Life has its way of working itself out… Would you believe Michael began by making kulfi at home as a young boy with no particular love for cooking or a predilection for the toque and apron. It all came later, a natural progression.
“I’ve worked with so many organisations and brands in my career so far – right from the Taj group post Sophia’s to Virat Kohli’s Nueva in Delhi to The Bowl House; from Jet Wings to Bombay Brasserie, BBC Food, Noon Products, HLL, Nestle, the Australian Broadcast Co., and more – in several capacities and have only grown with each one,” says Michael. Authoring his books has been a real sense of achievement, though, with East Indian Kitchen (2012), Masala Dabba (2018), The Diabetic Cookbook (2021). Even Easy Guide to Pairing Indian Food with Wine for Pernod Ricard (2014) and curating recipes for the Canadian High Commission most recently, it’s all a mixed bag, all centred around gastronomy.

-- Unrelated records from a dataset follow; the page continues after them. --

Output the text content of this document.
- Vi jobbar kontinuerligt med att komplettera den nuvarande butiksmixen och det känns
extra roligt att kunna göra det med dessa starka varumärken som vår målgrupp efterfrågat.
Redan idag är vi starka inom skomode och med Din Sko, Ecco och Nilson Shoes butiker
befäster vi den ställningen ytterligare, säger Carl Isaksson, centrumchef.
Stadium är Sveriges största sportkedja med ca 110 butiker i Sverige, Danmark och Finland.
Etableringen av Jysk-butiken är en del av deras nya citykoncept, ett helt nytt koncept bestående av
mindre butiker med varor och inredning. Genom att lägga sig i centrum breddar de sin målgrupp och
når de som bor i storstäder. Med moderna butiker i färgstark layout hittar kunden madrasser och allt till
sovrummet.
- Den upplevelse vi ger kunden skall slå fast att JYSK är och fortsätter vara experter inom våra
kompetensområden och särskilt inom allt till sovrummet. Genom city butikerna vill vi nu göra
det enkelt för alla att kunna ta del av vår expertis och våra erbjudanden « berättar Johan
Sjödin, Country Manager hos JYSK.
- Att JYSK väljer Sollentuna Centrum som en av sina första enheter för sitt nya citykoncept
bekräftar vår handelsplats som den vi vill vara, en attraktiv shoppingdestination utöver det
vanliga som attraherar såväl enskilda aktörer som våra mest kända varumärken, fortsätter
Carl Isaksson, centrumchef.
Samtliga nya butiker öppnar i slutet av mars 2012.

But he wanted more! To travel, to be up close with the wild, photography… That’s when he got associated with Pugdundee Safaris in 2015 and since then has been fulfilling his dream, enhancing the experience of being a chef out in nature. Cultural tourism is another facet which he explored here, with foreign tourists as the target audience. And the inverse, too, where he taught French cuisine and demonstrated modern ingredients to village children. These are the experiences he takes home with him, that leave him with an immense sense of satisfaction and the students with a leg up when they leave the brand and head out into the competitive world. Michael illustrates with, “There was a Dalit girl who learnt how to make French baguettes, and very well at that!” Travel has taken the backpacker to Kenya’s national parks, Ireland, Italy, Miami and more. “Europe and South America are next on my list, once the COVID restrictions are much less,” he states with hope.
COVID, undoubtedly, put a spanner in the works for the chef who was always on the go, but adapt he did, and seamlessly so, moving his work online, researching in-depth and shooting online, developing his website on his own, completing his books online and coordinating with digital publishers alike. Now, that local travel is a lot easier than the past two years, you might find him in a tiger reserve or a bird sanctuary, or an equestrian academy like Japaloupe in Talegaon, capturing his favourite subjects in glorious shots, working out the interiors or the menu for a restaurant, curating recipes… all along, indulging in what he loves most – interacting with the locals. For this is where the stories lie, the essence of a community.
With that, we’re back to the East Indian community and the meal before us. Sated, we check in on Chef and his choicest ingredients. “The bottle masala is a staple, few spices, potatoes, onions, of course, and bhangra (mackerel) fish – one of the most flavourful and healthy foods to have. I have also been playing around with ingredients and methods: fancy a tandoori pâté?” Sure. Maybe some horse-riding lessons, too. Another feather Michael Swamy is adding to his cap, slow and steady.